Cette négociation intervenait dans le cadre de la mise en place des comités sociaux et économiques (CSE) qui ont remplacé les missions de DP, du CE et du CHSCT.

Samir – Oui, c’est bien pour cela que les négociations ont été tendues et longues. Nous avons obtenu une augmentation des heures de délégation et nous aurions souhaité avoir davantage de représentants de proximité. Le rythme des négociations a été très soutenu et en même temps, nous devions assurer la campagne pour convaincre les salariés de se présenter sur nos listes et de voter CFDT.  Ce qui n’était pas une mince affaire du fait du grand nombre de restaurants à visiter.

Tu as aussi participé à des négociations en branche. Quel est ton regard sur la qualité du dialogue social dans la restauration collective ?

Samir – Il y a des points de blocage que nous essayons de lever depuis des années comme le passage automatique du niveau 1 au niveau 2 de la grille des classifications. Les salaires de la branche sont très bras et les syndicats patronaux ne concèdent pas grand-chose.  

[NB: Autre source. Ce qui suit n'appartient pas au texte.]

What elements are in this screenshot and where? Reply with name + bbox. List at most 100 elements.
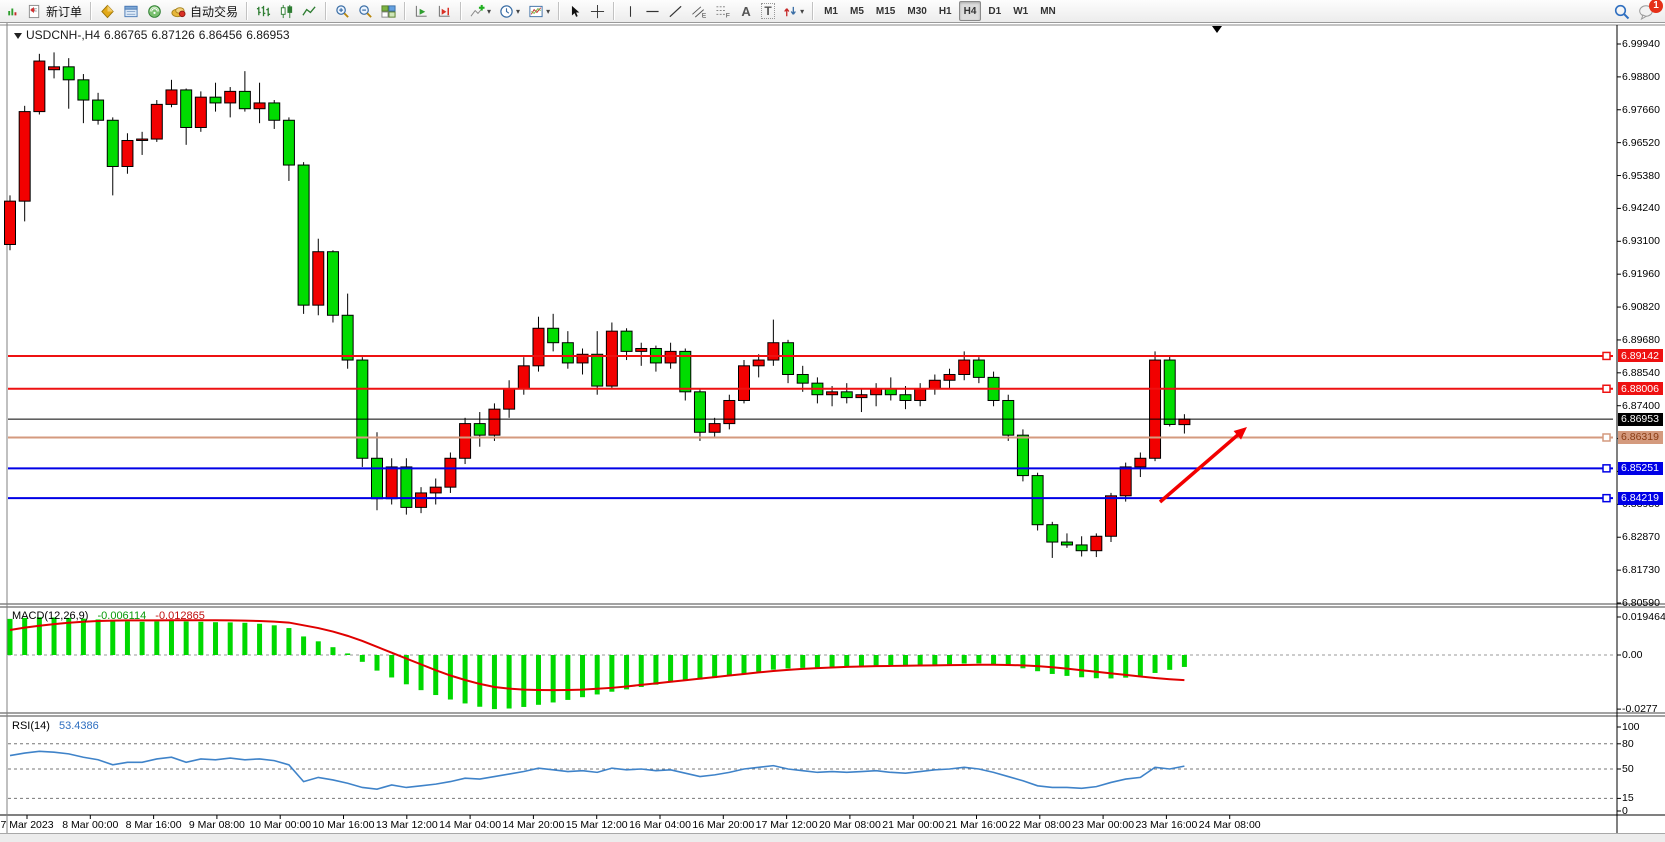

La CFDT semble avoir été pour toi une belle source d’épanouissement.

Samir – Oui, j’y ai trouvé une forme de reconnaissance et une source d’émancipation que l’on ne trouve pas forcément dans son milieu professionnel. J’ai suivi le cursus de mandatés fédéraux qui donne à tous les militants les outils en main pour être à l’aise et s’épanouir pendant leur mandat. Je peux dire que la qualité de l’accompagnement de la CFDT nous rassure et nous encourage à nous investir davantage.En tant que membre du bureau du syndicat Commerce et Services du Rhône depuis 2018 et membre du bureau fédéral depuis 2019, je sens mon engagement reconnu et utile. Pourtant, j’ai longuement hésité avant de proposer ma candidature au bureau fédéral car je craignais d’arriver dans un cercle où la discussion n’avait pas de place. J’ai découvert tout le contraire ! On s’exprime librement, on est écouté et on a un exécutif réactif.  Je considère que l’écoute, le partage d’expérience et la transmission sont importants aussi bien dans le milieu professionnel que dans le milieu syndical. C’est pourquoi j’ai aussi intégré dernièrement le réseau des animateurs de la fédération des Services. Finalement, la CFDT m’a apporté une source de développement personnel, elle me permet de faire ce que j’aime : aider les gens et me sentir utile.